Entrepreneurs need to understand that a PRI is not a grant, it is an investment and must be treated accordingly. However, a PRI can provide the absolutely critical financial runway that a social enterprise needs in order to allow it to take the risks needed in the early stage of the business or for testing a new idea that has earned revenue potential. Importantly, PRIs adjust the dynamic between a grantor and a grantee into a partnership where both entrepreneurs and grantmakers are sharing risk in pursuit of a mission-driven goal.

Root Capital’s Foote sums up the scale and impact of a PRI from a family foundation like Woodcock: “Root Capital serves communities where markets don’t work, places where traditional investment capital doesn’t reach. Foundations, like the Woodcock Foundation and others, are critical partners because they’re able to offer PRIs that provide mission-aligned and often-long term capital at scale that enables us to lend to over 300 businesses a year that are providing higher incomes for some 500,000 farmers.”

Getting Started With PRIs: The Woodcock Process

So how can small and mid-sized foundations get started? Woodstock’s experience is instructive.
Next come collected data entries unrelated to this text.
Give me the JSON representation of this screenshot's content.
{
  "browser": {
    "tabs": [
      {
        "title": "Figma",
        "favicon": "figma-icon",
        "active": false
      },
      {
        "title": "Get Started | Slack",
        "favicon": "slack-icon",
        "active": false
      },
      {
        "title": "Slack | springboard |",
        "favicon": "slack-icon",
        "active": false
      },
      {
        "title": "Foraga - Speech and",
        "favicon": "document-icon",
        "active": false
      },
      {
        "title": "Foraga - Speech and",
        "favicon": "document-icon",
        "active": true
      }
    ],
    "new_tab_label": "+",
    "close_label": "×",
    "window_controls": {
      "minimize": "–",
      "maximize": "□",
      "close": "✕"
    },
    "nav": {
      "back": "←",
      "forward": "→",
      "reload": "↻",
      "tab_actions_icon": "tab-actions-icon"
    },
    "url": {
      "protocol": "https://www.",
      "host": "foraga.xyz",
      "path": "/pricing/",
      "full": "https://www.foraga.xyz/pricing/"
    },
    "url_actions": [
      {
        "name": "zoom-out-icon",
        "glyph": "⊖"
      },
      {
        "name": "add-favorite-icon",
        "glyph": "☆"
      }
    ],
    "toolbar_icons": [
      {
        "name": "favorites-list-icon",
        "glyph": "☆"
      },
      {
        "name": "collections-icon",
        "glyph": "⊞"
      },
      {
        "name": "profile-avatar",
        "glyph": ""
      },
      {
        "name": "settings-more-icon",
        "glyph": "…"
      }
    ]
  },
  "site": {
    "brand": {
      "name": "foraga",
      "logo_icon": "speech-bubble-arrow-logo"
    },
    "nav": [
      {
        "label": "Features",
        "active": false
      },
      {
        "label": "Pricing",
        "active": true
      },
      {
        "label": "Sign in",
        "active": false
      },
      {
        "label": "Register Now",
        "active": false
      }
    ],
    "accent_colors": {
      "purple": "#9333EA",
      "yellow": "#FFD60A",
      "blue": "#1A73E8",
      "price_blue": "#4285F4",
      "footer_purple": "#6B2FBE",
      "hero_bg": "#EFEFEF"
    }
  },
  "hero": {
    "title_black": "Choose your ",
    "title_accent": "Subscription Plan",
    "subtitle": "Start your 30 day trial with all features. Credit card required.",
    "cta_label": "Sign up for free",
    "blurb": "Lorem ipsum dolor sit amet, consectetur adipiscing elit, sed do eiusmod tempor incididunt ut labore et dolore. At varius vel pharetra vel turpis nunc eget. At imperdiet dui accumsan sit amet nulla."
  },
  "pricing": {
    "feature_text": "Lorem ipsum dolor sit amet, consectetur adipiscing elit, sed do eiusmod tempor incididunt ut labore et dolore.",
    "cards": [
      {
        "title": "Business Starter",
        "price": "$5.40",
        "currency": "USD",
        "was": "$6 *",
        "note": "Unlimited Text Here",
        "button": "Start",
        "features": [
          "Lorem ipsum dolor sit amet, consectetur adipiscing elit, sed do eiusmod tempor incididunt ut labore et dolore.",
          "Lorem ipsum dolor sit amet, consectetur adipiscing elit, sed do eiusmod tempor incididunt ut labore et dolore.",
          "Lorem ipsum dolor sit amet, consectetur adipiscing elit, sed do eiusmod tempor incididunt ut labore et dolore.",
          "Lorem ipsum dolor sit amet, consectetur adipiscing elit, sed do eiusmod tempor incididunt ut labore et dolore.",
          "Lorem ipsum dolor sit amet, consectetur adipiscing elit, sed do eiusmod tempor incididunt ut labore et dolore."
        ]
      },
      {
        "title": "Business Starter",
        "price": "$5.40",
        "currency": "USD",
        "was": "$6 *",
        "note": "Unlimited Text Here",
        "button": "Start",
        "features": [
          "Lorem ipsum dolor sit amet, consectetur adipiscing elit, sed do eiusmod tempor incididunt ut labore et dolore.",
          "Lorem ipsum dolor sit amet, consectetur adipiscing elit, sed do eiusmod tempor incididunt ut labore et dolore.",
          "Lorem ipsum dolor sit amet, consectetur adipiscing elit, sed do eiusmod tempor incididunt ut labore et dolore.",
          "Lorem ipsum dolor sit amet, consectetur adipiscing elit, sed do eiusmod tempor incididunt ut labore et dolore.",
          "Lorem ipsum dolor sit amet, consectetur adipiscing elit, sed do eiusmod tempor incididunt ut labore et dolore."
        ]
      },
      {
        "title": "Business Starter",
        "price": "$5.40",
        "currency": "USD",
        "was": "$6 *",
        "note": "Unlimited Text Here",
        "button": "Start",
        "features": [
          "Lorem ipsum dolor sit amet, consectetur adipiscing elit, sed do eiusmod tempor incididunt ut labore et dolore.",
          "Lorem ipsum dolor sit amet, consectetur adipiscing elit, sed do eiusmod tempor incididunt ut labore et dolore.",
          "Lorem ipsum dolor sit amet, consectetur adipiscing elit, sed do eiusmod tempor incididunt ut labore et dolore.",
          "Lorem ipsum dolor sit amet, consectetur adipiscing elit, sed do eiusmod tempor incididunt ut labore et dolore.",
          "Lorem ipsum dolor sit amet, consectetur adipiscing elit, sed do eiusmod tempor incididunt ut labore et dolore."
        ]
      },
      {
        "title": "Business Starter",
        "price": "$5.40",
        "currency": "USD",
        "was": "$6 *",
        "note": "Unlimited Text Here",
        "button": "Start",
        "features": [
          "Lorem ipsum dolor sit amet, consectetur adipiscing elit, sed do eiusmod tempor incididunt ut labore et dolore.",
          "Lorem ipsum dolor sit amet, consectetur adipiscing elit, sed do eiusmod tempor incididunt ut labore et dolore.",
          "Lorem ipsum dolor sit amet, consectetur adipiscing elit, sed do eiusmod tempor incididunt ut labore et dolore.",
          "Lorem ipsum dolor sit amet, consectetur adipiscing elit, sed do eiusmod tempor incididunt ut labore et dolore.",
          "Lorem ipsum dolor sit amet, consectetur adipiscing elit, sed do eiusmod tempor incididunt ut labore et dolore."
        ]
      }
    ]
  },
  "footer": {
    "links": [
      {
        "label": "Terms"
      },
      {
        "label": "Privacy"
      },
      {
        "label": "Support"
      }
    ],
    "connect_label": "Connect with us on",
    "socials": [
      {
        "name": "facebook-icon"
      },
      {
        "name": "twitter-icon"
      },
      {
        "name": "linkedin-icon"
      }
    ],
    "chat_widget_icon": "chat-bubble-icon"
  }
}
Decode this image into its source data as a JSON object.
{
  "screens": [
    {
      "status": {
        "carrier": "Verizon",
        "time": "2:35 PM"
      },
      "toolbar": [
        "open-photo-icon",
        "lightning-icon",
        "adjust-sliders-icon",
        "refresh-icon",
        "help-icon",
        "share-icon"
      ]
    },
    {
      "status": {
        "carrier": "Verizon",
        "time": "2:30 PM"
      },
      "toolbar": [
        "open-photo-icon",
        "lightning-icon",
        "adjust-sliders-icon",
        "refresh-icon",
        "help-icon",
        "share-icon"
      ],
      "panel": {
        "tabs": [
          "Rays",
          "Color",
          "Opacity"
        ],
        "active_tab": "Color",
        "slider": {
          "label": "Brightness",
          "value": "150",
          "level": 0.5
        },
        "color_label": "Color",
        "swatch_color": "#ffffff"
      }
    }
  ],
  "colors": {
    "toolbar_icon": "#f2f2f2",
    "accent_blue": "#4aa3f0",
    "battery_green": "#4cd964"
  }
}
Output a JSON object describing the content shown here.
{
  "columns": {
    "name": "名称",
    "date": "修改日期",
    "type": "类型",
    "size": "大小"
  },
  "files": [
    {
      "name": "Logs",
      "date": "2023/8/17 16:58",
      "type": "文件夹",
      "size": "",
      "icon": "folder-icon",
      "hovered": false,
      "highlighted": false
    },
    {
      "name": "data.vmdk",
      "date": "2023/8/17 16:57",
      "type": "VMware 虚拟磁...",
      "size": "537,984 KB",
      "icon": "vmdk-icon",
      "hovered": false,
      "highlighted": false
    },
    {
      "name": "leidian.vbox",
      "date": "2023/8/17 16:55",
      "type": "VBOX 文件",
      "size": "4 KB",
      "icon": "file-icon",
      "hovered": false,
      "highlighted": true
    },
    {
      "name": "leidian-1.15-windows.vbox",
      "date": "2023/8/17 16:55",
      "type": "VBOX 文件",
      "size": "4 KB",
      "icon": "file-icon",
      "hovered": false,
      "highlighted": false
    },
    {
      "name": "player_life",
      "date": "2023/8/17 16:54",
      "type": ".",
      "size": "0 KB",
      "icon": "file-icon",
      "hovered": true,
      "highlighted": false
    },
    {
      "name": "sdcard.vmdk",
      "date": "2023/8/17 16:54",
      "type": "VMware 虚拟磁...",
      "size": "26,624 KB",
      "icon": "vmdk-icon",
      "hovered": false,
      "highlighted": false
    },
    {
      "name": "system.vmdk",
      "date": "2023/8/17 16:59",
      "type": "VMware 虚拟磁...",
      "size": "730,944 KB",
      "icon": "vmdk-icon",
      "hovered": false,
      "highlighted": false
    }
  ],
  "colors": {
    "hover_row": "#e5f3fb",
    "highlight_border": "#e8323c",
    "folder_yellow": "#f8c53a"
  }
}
Before Woodcock made its first PRI in 2008, there was an education process. The foundation’s financial and legal advisors had to get comfortable with PRIs, and the board and staff alike had to understand what they were and how best to use them. Beyond understanding PRIs, the team also had to figure out a process for Woodcock. For all but the largest foundations, some of which have set up a PRI department with dedicated staff, capacity can be a question. Who identifies opportunities? Who conducts due diligence? Who approves the PRI in concept, and who approves the contract? Woodcock had to build its internal capacity at the board and staff level to ensure that they were ready to use PRIs to full advantage.At Woodcock, PRI sourcing can come from all directions. Trustees who come across opportunities will bring them to the table. Financial advisors pass ideas to foundation staff when they’re not a good fit for a mission-related investment. And staff sources ideas based on Trustee interests and priorities. Over time, the team has refined the process for considering PRIs to make it consistent and clear by establishing procedures for involving various parties in decision-making and adopting a standardized due diligence template. Due diligence can include documentation from co-investment partners, too.

Strategic Questions for Foundations and Entrepreneurs Considering PRIs 

As Woodcock has considered how much PRI-making to engage in, numerous questions have come up that don’t have right or wrong answers; rather, the answers depend on the interests and intent of an individual foundation. One such question is what level of risk is the foundation willing to take. A foundation could aim to preserve capital to demonstrate that PRIs can succeed in having both financial and social/environmental returns, but this likely means taking a lower level of risk. On the other hand, like venture capital, PRIs can be used to support highly innovative, but unproven social business models, which requires being willing to take risks and potentially lose capital. And of course, if a foundation is willing to make numerous PRIs, it can test both strategies, which has been Woodcock’s approach so far.On the mission side, the foundation can consider whether to use PRIs to augment existing program areas or to support new interests, whether to favor opportunities to invest in funds or make direct investments, and what types of investments they’re comfortable making across different geographies.